I sparked a little conversation on Twitter about the media’s yearly Thanksgiving ritual of claiming that nobody in America is taught about the slaughter of the Native Americans in school.
Why do these yearly rituals always talk about the history "you've probably never read in your school books," like we were all raised in the 1950s? I was born in the *seventies* and was taught about slavery and the slaughter of the natives in elementary school.
MSNBC @MSNBC
there's weird new trend of people pretending that it was normal for public schools to teach that slavery was evil 20+ years ago
Leighton Woodhouse @lwoodhouse
HS class of ‘06 (public), started learning about the horrors of slavery in elementary and retouched the subject all the way thru APUSH. Who are these leftists who insist they never heard a peep about the evils of the institution in school? Maybe they didn’t pay attention.🤷♀️
mark @kept_simple
@primalpoly @kept_simple Yea i was *homeschooled* by ppl who didn't believe in evolution and thought women should be housewives and 20 years ago they had definitely taught me about slavery and that it was extremely evil. I read a bunch of books about it as a kid that were clear about the horror.
@kept_simple I’m from rural NC and I’m the same age as you and my elementary school had a Confederate mascot and we were still taught that slavery was evil.
Nobody in America was told slavery was bad until the New York Times launched the 1619 project
mark @kept_simple
Obviously that’s mostly a sampling of people who agree with me. But my general impression is that this idea that, when most adults alive today were growing up, schools whitewashed slavery, is just completely fabricated.
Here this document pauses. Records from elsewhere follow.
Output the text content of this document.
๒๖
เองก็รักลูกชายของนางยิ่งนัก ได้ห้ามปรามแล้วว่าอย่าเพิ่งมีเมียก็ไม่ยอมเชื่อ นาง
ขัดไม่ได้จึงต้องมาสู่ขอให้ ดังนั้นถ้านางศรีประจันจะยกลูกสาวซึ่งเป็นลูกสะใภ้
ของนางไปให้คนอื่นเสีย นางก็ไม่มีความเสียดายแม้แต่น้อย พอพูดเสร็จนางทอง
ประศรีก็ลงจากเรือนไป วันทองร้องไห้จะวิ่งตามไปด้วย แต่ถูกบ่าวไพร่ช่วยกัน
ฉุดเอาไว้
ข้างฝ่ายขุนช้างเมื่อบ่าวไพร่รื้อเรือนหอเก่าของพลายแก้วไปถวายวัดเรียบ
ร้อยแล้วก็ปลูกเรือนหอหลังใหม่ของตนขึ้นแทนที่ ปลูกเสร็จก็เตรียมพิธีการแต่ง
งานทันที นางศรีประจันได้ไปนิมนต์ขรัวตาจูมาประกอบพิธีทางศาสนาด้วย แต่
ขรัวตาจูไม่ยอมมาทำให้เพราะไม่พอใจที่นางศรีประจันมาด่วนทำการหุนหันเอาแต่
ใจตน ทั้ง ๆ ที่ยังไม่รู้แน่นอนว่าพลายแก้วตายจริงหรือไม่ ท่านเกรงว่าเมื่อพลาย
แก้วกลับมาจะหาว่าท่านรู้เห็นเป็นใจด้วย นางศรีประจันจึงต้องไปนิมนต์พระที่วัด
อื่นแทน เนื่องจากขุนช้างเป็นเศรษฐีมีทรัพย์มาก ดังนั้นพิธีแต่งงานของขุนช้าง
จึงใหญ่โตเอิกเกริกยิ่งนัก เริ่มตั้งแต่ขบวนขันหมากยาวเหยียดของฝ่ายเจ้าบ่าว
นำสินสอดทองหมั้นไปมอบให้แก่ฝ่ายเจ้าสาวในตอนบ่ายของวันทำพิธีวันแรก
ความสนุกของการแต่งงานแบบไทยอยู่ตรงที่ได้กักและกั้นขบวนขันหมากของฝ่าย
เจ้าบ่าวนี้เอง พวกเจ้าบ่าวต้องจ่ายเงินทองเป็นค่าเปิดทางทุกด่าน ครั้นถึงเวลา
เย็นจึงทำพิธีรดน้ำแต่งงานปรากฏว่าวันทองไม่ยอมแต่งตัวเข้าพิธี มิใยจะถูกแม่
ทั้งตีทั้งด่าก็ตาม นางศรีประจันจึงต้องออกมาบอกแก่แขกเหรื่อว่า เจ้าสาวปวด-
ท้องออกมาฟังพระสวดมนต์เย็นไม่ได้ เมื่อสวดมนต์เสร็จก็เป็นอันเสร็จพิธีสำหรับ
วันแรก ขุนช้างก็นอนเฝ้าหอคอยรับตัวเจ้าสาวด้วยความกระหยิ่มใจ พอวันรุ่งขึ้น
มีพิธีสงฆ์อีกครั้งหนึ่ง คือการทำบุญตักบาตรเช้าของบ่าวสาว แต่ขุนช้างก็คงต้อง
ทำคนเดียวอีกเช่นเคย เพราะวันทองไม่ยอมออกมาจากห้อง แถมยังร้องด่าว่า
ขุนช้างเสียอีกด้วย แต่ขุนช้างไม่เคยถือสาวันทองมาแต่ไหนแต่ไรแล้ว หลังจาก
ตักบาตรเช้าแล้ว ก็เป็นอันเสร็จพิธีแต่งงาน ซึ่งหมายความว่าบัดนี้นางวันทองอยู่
But I could be wrong. It’s been known to happen.
If you’re American, what year did you graduate high school, where, and were you taught in either elementary, middle or high school about:
a) the genocide of Native Americans
b) slavery
Tell us in the comments.
I graduated high school in Queens, NY, in 1986.
I don't recall much about the Indians (was a long time ago), but we had specific weeks of History class set aside for both slavery and the Civil Rights movement (we went through all of "Eyes on the Prize").
When people say "This hasn't been taught" what they really mean is "I am completely ignorant about anything that occurred before the invention of the smartphone," or "I can't believe others are allowed to think about these topics in ways I don't approve of," or "If we can just keep rubbing our opponents' noses in historical injustice, we can at last defeat or at least silence them."
Graduated in 1987 from a rural high school in Kansas—graduating class had 56 kids. We were taught, in depth and in great detail, from elementary school on, about slavery and genocide. This was not considered antithetical to another thing we were taught, which is this nation is a great experiment in democracy, equality, and liberty. We were also taught that it is our duty as citizens and humans to continue to broaden and strengthen liberty and justice for all. Yup. Out there in rural, racist white America. Kansas is a state born of the abolition movement. My little school bussed in kids from 3 Native American tribal lands. And we had homesteading families dating back to the 1800s that were Mexican and African American. The rich detail of our history is being lost or deliberately obscured by this current narrative. Thanks for offering an opportunity to tell the truth.